My take on it is that there’s three ways the future could play out:
- The system gets fixed from within. It’s theoretically possible, but the system is designed to resist such changes, so it’s going to take a lot of will and a lot of losing along the way before the entrenched interests lose enough power that meaningful change is possible.
- The system gets replaced from without. It’s pretty much impossible to do this by starting at the top, so you’d have to basically build something that replaces the functional parts of the government at the community level, and then network them together at a municipal, then state, and then, finally, a federal level. I think this is more possible, but I haven’t seen much coordinated work towards making this happen.
- The current systems is allowed to go on until it loses even the barest plausibility of democracy, or until it collapses entirely, with nothing ready to replace it. I think this is, by far, the most likely outcome, and will lead to a lot of death and suffering, and no guarantee that whatever rises to replace it will be any better.
I think people trying for #1 are naïve, but that’s not necessarily a bad thing. Yes, the system is designed to maintain entrenched power structures rather than overthrowing them, but it’s also designed with the pretense of letting “the People” make the decisions. The latter can be exploited to overcome the former, and it’s an attack that can’t be blocked without abandoning the pretense entirely (leading to situation #3).
Actually attempting to achieve result #3, though, is, I think, incredibly heartless and irresponsible. The system is broken, yes, but people are still depending on it to survive, and they will die if the system is allowed to collapse.
Personally, I think that #2 is the best option: to start fresh, in such a way that your new organization is not constrained by the limits of the old one, while keeping the old system, broken as it is, intact until something better is ready to replace it.
If you’re hard at work on option #2: great! I understand how you think that participating in the current system at all might be counterproductive to your goals, so feel free to abstain from voting.
If not, if you’re too busy or too jaded or whatever to not participate in creating the next system, the very least that you can do is try to minimize the damage that the current system is doing, and that requires voting.

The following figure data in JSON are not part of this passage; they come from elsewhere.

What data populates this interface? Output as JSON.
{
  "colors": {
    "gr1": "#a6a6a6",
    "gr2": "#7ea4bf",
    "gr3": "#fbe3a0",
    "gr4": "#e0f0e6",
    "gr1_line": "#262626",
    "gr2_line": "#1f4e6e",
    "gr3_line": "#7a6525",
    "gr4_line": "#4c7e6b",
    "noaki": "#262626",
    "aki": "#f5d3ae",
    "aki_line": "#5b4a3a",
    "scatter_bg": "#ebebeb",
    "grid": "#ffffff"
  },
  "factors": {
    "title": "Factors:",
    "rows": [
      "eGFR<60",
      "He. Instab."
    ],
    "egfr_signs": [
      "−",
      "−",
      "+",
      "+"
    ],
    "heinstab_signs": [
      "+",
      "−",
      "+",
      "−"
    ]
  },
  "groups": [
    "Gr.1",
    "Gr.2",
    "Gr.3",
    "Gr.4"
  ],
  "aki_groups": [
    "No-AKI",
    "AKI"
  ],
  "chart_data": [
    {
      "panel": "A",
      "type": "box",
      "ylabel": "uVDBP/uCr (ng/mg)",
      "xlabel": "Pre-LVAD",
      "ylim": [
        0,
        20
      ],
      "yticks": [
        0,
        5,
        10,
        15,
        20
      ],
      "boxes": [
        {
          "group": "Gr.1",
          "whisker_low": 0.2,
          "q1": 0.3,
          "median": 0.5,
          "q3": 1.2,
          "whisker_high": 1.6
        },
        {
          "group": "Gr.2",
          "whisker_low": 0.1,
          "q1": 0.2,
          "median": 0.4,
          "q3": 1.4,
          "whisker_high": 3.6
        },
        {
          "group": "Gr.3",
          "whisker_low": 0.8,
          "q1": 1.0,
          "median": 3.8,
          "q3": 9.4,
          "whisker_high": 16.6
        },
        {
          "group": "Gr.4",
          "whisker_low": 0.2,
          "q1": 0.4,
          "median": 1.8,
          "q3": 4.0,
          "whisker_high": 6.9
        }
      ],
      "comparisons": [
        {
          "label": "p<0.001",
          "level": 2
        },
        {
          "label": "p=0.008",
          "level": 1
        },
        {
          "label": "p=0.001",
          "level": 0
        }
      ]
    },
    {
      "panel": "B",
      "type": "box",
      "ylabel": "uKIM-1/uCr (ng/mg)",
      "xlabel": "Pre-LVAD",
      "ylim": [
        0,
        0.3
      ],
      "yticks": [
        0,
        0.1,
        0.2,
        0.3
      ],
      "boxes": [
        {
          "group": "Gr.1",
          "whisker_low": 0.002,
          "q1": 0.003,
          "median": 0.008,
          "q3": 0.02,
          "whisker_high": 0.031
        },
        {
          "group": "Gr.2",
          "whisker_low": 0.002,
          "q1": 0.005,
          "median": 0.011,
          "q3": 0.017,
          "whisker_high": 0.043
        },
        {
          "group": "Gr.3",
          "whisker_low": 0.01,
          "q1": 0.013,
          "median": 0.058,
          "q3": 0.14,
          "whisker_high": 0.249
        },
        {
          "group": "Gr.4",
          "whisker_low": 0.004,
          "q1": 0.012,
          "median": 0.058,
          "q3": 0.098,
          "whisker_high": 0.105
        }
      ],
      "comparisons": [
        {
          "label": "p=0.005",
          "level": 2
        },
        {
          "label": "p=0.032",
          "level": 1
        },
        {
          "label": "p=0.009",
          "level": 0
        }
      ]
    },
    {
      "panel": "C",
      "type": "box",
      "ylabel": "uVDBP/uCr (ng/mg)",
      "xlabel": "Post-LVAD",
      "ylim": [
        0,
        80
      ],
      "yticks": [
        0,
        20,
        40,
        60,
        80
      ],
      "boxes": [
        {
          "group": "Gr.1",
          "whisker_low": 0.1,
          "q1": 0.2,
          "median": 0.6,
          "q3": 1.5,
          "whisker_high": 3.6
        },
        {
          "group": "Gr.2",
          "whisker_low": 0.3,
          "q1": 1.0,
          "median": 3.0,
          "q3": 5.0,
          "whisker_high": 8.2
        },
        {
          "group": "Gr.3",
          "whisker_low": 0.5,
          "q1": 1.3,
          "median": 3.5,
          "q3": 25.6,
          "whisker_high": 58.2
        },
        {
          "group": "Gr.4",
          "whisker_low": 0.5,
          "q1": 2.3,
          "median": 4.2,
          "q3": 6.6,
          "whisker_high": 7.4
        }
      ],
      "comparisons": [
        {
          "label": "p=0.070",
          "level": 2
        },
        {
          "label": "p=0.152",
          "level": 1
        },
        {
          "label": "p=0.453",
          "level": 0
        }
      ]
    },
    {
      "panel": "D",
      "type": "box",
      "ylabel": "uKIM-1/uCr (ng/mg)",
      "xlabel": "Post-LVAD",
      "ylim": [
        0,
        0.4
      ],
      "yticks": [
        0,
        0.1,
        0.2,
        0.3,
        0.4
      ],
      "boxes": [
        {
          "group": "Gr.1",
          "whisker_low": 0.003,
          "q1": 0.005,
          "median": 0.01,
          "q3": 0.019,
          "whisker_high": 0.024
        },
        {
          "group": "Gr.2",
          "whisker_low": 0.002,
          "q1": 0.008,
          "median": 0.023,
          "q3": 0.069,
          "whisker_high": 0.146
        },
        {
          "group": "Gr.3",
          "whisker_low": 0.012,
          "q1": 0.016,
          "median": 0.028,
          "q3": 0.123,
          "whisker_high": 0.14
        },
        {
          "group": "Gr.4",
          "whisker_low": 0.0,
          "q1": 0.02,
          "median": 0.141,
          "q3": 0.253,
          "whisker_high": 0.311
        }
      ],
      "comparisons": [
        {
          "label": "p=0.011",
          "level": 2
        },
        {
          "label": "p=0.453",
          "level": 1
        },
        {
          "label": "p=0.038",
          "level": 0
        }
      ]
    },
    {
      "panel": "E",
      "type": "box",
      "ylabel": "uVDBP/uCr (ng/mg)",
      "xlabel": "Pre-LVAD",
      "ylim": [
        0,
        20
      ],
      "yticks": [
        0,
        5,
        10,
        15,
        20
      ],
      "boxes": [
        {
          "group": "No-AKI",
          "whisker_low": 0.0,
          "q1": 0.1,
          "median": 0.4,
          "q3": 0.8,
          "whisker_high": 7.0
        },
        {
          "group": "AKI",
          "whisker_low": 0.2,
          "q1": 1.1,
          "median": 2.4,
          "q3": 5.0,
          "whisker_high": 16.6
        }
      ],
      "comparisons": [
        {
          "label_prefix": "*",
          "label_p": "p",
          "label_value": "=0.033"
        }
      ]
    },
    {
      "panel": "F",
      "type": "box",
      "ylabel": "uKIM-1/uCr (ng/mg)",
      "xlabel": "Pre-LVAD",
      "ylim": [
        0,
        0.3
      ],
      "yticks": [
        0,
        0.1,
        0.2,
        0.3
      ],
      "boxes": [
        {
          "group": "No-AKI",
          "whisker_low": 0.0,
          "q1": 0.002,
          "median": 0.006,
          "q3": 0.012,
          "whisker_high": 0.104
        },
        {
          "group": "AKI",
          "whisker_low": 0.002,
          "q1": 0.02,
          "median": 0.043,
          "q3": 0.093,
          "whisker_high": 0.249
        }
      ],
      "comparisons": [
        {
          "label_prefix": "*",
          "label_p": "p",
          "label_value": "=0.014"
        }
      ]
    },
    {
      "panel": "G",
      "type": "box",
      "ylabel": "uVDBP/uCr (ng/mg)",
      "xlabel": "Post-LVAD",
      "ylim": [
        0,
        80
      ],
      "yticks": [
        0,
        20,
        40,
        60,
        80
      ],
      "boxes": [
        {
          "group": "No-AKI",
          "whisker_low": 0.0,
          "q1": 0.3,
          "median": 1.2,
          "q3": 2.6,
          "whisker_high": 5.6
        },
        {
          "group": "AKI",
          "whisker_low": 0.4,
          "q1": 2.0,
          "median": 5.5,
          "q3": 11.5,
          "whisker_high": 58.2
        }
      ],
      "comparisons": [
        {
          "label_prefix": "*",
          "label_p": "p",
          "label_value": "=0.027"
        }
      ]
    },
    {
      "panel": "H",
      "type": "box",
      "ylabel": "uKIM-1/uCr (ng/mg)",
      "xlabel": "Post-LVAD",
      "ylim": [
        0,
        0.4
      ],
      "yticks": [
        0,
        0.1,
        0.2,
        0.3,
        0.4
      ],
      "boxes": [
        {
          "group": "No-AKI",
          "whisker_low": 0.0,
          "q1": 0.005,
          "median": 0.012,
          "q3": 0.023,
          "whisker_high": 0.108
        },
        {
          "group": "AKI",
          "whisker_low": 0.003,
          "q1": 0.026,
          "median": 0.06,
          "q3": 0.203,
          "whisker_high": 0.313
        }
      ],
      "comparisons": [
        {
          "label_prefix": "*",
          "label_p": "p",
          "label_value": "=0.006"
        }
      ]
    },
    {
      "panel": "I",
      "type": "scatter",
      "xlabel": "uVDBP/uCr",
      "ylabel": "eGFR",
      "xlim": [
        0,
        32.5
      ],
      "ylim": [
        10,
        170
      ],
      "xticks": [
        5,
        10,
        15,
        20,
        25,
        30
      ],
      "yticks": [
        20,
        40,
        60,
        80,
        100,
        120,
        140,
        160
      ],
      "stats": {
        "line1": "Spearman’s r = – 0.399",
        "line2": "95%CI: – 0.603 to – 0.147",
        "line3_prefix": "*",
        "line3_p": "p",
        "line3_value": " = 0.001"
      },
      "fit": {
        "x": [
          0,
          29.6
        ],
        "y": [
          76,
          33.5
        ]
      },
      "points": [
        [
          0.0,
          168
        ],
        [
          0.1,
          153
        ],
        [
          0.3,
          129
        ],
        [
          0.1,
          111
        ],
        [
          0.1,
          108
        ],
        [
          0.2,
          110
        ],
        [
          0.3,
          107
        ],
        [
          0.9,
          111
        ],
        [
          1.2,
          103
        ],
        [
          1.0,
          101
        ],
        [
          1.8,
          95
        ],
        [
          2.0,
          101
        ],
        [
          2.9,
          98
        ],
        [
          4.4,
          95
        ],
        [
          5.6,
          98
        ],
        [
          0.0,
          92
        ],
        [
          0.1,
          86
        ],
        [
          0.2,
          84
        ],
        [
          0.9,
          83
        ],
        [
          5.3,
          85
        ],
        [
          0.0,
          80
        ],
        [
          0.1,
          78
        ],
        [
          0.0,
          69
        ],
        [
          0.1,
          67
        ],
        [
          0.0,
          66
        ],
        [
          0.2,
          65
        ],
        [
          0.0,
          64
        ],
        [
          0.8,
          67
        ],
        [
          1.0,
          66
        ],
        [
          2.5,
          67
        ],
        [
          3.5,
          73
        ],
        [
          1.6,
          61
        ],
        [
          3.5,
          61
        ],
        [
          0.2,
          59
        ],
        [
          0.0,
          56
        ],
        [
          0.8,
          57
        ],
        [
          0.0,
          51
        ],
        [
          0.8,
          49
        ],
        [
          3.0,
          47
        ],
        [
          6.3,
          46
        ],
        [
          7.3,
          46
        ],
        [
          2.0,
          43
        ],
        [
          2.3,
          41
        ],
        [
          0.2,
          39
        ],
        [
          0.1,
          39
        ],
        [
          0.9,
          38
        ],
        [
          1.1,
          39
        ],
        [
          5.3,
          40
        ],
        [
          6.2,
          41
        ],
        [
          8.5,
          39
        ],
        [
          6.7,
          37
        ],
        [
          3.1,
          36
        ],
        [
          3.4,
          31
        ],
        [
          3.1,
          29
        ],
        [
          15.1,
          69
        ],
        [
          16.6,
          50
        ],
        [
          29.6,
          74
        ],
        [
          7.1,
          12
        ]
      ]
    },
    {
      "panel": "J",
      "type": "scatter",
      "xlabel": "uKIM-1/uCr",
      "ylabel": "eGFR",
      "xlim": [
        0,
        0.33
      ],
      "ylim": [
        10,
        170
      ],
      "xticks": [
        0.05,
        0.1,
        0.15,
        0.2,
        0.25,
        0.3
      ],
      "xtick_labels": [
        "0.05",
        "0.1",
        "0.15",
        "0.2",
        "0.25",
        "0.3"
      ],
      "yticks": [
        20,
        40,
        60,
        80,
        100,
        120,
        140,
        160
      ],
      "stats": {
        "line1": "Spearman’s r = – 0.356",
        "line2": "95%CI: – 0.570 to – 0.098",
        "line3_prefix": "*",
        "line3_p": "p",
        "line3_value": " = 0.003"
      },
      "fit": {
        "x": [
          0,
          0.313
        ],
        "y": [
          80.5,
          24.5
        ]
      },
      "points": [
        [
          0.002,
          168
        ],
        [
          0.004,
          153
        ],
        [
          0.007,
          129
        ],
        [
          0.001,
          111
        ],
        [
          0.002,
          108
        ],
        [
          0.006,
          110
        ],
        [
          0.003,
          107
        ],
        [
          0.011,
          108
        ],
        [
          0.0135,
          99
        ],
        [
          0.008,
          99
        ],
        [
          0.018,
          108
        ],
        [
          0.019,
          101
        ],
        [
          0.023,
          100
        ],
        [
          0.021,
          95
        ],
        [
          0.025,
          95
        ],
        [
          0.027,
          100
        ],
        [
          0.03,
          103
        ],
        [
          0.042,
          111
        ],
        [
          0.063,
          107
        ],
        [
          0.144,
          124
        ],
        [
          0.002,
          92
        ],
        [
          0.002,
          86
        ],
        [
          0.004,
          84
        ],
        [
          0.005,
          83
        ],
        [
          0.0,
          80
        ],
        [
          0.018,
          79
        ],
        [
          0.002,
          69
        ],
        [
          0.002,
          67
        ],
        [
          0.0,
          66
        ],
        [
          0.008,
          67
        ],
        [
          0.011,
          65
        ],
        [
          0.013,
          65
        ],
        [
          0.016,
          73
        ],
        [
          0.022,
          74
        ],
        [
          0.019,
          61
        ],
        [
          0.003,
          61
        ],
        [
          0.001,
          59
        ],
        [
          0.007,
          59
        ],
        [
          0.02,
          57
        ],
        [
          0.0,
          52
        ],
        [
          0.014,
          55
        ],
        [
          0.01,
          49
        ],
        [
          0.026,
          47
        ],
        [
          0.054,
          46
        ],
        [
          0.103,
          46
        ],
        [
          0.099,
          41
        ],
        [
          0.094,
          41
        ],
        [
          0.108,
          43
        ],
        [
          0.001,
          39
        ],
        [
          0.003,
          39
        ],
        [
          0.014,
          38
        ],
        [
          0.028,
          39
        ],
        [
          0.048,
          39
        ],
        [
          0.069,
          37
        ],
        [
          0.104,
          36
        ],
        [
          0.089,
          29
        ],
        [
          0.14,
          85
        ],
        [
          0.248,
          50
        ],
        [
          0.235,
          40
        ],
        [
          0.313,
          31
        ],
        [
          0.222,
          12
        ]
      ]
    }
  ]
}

To go back to the train analogy: Yes, the train is broken, and had no brakes. But the current conductor is choosing to switch to the tracks where the greatest number of people will be harmed, and that’s something that can be prevented by replacing the conductor. And maybe, just maybe, with a willing conductor and some competent engineers, the brakes can be fixed. I understand not believing that, though, in which case: get those engineers to start building a better train, because this one is going to crash, sooner or later, and unless we can move the passengers over to a train which has brakes, it’s going to end in, well, a bloody trainwreck.